Data augmentation for image (ViT) using Hugging Face

Hi everyone,

I am currently doing the training of a ViT on a local dataset of mine. I have used the dataset template of hugging face to create my own dataset class.

To train my model I use pytorch functions (Trainer etc…), and I would like to do some data augmentation on my images.

Does hugging face allow data augmentation for images ? Otherwise, guessing I should use pytorch for the data augmentation, how could I proceed ?

Thank you


the feature extractors (like ViTFeatureExtractor) are fairly minimal, and typically only support resizing of images and normalizing the channels. For all kinds of image augmentations, you can use torchvision’s transforms or albumentations for example.

1 Like

Hi, thanks for the reply.

Being more specific, what is the best way to implement a data augmentation on-the-fly during the training using torchvision ? (since my dataset is already very large I can’t create the augmented dataset and then load it, it would take way too much time and memory)

Is it feasible in the function generate_examples of the dataset class ?

If not, where would you advise me to do it ?

If you can put some bricks of code (just to have the idea of the implementation you have in mind) I’d be more than happy.
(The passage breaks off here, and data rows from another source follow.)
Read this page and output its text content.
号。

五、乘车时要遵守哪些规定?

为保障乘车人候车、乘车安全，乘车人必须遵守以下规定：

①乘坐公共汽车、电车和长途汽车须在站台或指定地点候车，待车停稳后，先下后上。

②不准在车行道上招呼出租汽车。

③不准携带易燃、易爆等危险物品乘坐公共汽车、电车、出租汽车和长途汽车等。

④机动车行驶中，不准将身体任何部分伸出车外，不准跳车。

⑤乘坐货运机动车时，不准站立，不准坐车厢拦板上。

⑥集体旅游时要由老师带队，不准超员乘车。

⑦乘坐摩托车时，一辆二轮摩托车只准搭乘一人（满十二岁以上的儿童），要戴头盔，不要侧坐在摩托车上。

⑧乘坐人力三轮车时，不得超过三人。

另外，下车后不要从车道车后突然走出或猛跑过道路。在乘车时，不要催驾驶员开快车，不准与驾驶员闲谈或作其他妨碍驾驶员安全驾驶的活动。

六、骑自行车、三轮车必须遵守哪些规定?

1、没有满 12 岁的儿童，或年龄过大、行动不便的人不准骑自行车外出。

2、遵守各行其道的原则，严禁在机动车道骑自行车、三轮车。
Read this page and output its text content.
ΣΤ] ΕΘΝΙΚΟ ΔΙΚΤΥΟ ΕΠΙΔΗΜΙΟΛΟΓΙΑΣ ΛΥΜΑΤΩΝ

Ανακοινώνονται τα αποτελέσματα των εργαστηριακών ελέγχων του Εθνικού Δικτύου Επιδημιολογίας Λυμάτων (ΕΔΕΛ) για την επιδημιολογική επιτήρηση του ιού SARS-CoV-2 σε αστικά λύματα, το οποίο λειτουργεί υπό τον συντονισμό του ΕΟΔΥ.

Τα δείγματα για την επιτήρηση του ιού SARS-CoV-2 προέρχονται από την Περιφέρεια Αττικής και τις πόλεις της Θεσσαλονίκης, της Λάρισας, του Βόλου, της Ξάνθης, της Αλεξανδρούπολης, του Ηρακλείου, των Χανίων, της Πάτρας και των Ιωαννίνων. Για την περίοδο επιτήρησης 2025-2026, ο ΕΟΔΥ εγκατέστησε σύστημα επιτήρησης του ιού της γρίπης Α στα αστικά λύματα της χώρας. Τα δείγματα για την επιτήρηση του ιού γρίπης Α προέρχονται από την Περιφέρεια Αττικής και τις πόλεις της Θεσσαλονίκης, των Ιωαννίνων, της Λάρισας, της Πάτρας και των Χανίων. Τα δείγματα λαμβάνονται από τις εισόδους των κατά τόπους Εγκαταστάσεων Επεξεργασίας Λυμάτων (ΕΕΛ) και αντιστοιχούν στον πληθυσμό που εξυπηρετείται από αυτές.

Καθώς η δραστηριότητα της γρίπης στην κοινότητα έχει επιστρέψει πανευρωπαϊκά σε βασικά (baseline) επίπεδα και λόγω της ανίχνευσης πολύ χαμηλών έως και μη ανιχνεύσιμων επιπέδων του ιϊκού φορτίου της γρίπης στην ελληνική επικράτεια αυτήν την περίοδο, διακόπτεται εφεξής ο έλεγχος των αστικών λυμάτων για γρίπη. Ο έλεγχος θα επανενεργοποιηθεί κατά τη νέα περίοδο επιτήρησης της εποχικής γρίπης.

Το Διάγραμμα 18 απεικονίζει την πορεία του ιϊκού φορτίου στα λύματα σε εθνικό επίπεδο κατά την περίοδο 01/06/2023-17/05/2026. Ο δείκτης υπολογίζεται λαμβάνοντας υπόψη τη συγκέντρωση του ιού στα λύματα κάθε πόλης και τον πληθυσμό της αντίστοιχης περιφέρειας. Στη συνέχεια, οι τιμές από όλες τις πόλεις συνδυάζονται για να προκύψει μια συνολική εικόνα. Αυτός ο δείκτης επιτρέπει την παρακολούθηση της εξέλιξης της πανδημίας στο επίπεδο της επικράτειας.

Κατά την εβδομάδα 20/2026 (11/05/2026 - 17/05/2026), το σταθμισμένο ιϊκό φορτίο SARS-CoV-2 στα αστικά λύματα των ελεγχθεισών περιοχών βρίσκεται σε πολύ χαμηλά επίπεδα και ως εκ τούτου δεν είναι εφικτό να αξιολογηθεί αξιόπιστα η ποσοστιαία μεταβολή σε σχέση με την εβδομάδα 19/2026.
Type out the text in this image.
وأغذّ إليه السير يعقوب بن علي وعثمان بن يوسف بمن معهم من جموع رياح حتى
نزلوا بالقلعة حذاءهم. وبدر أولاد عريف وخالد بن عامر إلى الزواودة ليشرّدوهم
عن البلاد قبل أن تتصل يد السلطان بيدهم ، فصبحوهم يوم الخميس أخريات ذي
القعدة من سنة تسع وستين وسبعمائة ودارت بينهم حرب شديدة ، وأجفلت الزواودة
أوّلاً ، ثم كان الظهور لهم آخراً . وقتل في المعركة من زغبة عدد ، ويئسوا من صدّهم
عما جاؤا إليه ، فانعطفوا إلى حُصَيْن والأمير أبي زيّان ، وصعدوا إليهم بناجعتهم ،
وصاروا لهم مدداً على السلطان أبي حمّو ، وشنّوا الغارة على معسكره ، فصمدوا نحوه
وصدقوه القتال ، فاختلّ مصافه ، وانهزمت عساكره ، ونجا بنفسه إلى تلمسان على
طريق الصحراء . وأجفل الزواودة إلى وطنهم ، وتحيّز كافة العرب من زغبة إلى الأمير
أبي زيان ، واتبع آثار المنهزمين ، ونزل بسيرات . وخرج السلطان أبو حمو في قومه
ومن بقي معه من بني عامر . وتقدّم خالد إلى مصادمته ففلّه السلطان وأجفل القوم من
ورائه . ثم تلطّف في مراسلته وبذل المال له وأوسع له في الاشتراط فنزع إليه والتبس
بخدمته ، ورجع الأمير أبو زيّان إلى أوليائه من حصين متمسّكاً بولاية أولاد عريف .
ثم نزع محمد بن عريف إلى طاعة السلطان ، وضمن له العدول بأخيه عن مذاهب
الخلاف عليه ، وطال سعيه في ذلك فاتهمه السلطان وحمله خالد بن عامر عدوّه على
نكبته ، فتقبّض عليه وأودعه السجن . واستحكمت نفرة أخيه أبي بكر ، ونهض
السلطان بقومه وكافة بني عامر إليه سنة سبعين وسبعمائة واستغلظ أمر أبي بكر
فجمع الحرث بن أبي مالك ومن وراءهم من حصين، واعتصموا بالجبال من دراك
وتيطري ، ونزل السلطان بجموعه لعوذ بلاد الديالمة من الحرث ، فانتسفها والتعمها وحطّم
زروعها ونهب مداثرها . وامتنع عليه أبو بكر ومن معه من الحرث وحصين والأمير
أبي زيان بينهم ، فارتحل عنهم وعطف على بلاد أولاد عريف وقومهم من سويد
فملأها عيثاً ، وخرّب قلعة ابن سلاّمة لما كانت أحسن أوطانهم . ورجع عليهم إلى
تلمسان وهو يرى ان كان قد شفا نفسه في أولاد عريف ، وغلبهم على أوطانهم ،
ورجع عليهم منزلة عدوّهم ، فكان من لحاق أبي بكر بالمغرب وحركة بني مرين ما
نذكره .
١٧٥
You’re in luck, cause we’ve recently added an image classification script to the examples folder of the Transformers library. It illustrates how to use Torchvision’s transforms (such as CenterCrop, RandomResizedCrop) on the fly in combination with HuggingFace Datasets, using the .set_transform() method.

Amazing !

Thanks a lot

Just a question : since I am using pytorch lightning for the training, if I apply the transforms.Compose operation in the preprocess_images (the function doing basically a moveaxis and applying feature_extractor as you defined here : Transformers-Tutorials/Fine_tuning_the_Vision_Transformer_on_CIFAR_10_with_PyTorch_Lightning.ipynb at master · NielsRogge/Transformers-Tutorials · GitHub), will these transformations be made on the fly during the training as you do in your example (seeing each epoch a different version of the same image) or does it create a fixed version of the dataset with data augmentation only performed at this time ?

Because I see that in your example above you use a Hugging Face Trainer, so maybe it handles data augmentation differently than the pytorch lightning trainer, in order to make it on the fly.